国内のインターネット利用者は1億人を突破し、世論を形成する主要な媒体だと言える。2000年代に入ると、ネットでは被差別部落に対する偏見が煽られ、容易に拡散される、部落出身者へのヘイトが氾濫する時代となった。匿名かつ法整備が追いつかないネット上の差別は、現実社会の人権を浸食する。在特会などによるヘイトスピーチはその象徴的な事例だ。在特会は、ネットから現実に出て、街頭で差別煽動を叫んでいる。

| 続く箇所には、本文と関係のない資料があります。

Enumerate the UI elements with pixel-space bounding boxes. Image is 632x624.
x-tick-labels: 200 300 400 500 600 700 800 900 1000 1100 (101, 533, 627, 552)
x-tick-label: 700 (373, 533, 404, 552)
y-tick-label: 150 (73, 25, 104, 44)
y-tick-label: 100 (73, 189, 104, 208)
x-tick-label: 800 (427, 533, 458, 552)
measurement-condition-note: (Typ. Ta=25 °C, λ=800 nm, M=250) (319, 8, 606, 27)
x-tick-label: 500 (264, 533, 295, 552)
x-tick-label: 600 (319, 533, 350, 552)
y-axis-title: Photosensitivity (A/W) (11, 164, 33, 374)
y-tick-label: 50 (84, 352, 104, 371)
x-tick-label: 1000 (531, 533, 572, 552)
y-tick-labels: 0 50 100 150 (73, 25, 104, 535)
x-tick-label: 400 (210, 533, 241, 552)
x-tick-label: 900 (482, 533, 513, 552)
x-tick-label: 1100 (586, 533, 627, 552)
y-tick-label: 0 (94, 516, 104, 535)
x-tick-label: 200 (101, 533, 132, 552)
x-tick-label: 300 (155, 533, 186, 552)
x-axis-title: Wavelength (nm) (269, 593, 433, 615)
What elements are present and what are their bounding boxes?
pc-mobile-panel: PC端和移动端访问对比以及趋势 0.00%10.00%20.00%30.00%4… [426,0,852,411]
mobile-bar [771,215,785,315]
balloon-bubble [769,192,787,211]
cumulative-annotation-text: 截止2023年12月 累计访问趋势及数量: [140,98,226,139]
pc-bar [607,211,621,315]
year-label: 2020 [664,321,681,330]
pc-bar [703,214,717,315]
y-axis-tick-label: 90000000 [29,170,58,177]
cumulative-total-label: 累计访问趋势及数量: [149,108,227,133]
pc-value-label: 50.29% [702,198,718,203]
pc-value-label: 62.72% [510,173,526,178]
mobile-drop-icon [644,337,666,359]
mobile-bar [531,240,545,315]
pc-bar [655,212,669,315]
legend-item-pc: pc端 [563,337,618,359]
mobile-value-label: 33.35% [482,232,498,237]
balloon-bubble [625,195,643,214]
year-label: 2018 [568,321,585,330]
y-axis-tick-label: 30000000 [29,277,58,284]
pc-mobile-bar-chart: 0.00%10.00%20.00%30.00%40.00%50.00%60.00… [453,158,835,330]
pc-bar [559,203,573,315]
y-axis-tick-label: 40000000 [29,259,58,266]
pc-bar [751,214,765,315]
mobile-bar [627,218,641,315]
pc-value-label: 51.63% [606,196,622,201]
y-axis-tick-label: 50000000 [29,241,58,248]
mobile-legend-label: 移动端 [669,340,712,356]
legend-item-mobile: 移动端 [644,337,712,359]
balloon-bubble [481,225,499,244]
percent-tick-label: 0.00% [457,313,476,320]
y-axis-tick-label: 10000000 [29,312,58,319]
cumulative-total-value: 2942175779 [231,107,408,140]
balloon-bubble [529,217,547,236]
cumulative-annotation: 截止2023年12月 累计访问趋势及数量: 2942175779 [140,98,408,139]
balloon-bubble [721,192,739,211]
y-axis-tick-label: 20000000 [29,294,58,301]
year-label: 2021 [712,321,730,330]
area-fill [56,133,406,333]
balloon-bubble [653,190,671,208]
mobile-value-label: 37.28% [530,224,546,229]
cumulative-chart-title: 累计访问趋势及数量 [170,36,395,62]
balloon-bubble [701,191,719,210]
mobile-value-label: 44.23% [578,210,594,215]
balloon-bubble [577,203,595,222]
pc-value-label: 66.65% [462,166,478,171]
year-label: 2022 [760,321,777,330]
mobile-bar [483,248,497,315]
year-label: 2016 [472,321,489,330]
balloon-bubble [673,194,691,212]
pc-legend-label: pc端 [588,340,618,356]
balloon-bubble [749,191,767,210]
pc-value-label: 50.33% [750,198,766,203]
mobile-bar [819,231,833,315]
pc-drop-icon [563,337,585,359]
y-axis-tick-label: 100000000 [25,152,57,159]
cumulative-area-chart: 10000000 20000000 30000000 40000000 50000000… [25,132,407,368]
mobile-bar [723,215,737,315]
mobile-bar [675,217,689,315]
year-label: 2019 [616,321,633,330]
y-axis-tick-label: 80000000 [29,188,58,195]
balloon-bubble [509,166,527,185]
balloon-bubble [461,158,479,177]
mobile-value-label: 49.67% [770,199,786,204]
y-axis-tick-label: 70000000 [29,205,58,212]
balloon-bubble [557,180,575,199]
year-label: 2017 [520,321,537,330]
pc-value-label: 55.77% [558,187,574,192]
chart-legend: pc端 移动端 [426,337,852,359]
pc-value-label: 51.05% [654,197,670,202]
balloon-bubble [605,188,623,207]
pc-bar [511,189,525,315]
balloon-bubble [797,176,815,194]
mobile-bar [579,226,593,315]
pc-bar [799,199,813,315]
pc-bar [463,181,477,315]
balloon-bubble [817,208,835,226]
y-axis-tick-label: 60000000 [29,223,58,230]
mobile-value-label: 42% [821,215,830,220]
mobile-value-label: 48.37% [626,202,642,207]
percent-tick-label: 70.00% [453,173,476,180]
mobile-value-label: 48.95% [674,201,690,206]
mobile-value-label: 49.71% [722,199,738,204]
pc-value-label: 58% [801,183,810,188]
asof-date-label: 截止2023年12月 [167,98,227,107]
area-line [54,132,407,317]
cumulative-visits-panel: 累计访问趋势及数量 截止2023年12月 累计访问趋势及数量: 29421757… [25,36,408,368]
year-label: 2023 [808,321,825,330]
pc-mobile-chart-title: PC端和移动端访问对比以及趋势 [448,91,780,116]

水平社博物館前差別街宣事件では、在特会の川東大了らが1時間にわたる差別街宣をしたうえ、撮影動画をYouTubeで公開した。水平社博物館は、彼の行為に対し名誉毀損で訴え12年7月に勝訴したが、動画は裁判が終わるまでの1年半公開状態。その間、動画はアクセスが集中し、「水平社」や「部落」での検索上位となった。授業のなかで子どもたちが「水平社」と検索すると、トップに表示される状況に、学校や保護者から苦情がでた。
ネット上の差別の放置は、部落差別を助長するだけではない。部落出身者に「出自が明らかになれば、攻撃対象になりうる」という不安と緊張を強いる「二次被害」となる。差別動画の再生・拡散は、当事者を萎縮させるのに十分なのだ。